I'm using varImp
function from R
package caret
to get importance of variables. This is my code:
library(caret)
trctrl <- trainControl(method = "repeatedcv", number = 10, repeats = 20,
search = "grid",summaryFunction = youdenSumary)
classifier = train(form = Target ~ ., data = training_set, method = 'rpart',
parms = list(split = "information"),trControl=trctrl,
tuneLength = 10,metric = "j")
importance <- varImp(classifier, scale=FALSE)

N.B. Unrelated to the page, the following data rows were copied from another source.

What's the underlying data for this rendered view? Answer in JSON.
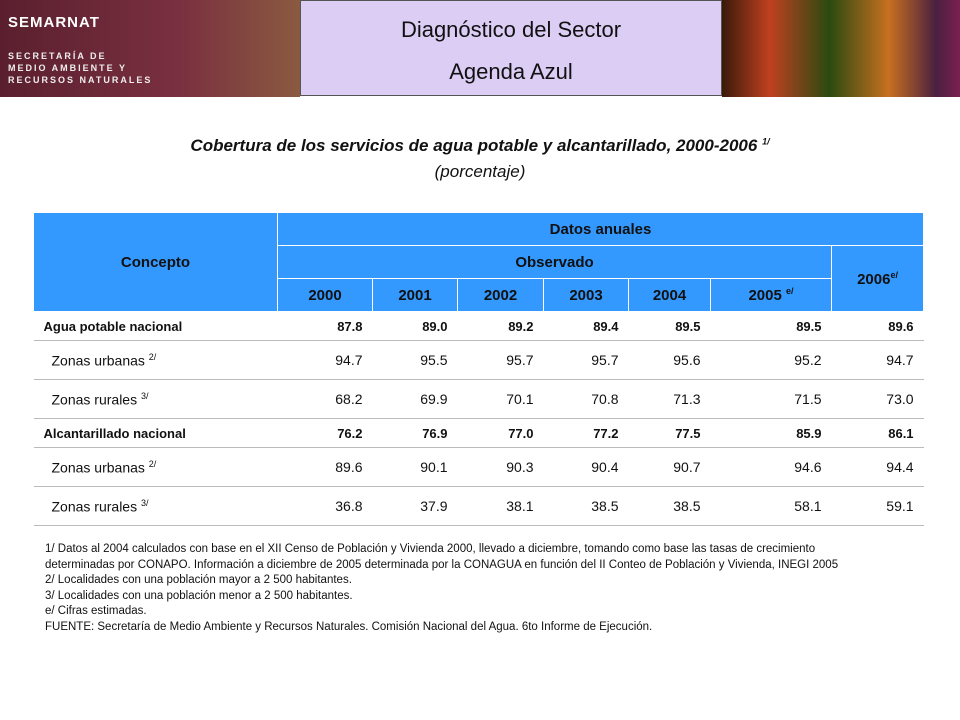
{
  "header": {
    "logo": "SEMARNAT",
    "agency_lines": [
      "SECRETARÍA DE",
      "MEDIO AMBIENTE Y",
      "RECURSOS NATURALES"
    ],
    "title": "Diagnóstico del Sector",
    "subtitle": "Agenda Azul"
  },
  "table": {
    "title": "Cobertura de los servicios de agua potable y alcantarillado, 2000-2006",
    "title_note": "1/",
    "unit": "(porcentaje)",
    "header": {
      "concept": "Concepto",
      "group": "Datos anuales",
      "observed": "Observado",
      "years": [
        "2000",
        "2001",
        "2002",
        "2003",
        "2004"
      ],
      "last_observed": {
        "label": "2005",
        "note": "e/"
      },
      "estimated": {
        "label": "2006",
        "note": "e/"
      }
    },
    "rows": [
      {
        "label": "Agua potable nacional",
        "bold": true,
        "values": [
          "87.8",
          "89.0",
          "89.2",
          "89.4",
          "89.5",
          "89.5",
          "89.6"
        ]
      },
      {
        "label": "Zonas urbanas",
        "note": "2/",
        "values": [
          "94.7",
          "95.5",
          "95.7",
          "95.7",
          "95.6",
          "95.2",
          "94.7"
        ]
      },
      {
        "label": "Zonas rurales",
        "note": "3/",
        "values": [
          "68.2",
          "69.9",
          "70.1",
          "70.8",
          "71.3",
          "71.5",
          "73.0"
        ]
      },
      {
        "label": "Alcantarillado nacional",
        "bold": true,
        "values": [
          "76.2",
          "76.9",
          "77.0",
          "77.2",
          "77.5",
          "85.9",
          "86.1"
        ]
      },
      {
        "label": "Zonas urbanas",
        "note": "2/",
        "values": [
          "89.6",
          "90.1",
          "90.3",
          "90.4",
          "90.7",
          "94.6",
          "94.4"
        ]
      },
      {
        "label": "Zonas rurales",
        "note": "3/",
        "values": [
          "36.8",
          "37.9",
          "38.1",
          "38.5",
          "38.5",
          "58.1",
          "59.1"
        ]
      }
    ]
  },
  "footnotes": [
    "1/ Datos al 2004 calculados con base en el XII Censo de Población y Vivienda 2000, llevado a diciembre, tomando como base las tasas de crecimiento determinadas por CONAPO. Información a diciembre de 2005 determinada por la CONAGUA en función del II Conteo de Población y Vivienda, INEGI 2005",
    "2/ Localidades con una población mayor a 2 500 habitantes.",
    "3/ Localidades con una población menor a 2 500 habitantes.",
    "e/ Cifras estimadas.",
    "FUENTE: Secretaría de Medio Ambiente y Recursos Naturales.  Comisión Nacional del Agua. 6to Informe de Ejecución."
  ]
}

This is the resulting variables importance:
rpart variable importance
Overall
nh 532.218
nRT 488.922
wdSu 482.582
av_t 390.266
nc 317.725
o 303.738
dt 291.488
wdMo 103.200
wdSa 49.690
ne 46.707
wdWe 41.642
nl 26.463
wdTu 9.506
wdTh 2.669
The code runs the recursive partitioning algorithm and keep track of how much each split reduces the loss function. But... what is the loss function in this case? The Rdocumentation says:
The reduction in the loss function (e.g. mean squared error) attributed to each variable at each split is tabulated and the sum is returned. Also, since there may be candidate variables that are important but are not used in a split, the top competing variables are also tabulated at each split. This can be turned off using the maxcompete argument in rpart.control. This method does not currently provide class-specific measures of importance when the response is a factor.
It mentions the mean squared error. Is this the loss function used in this package (I'm not sure about that "e.g." in round brackets)?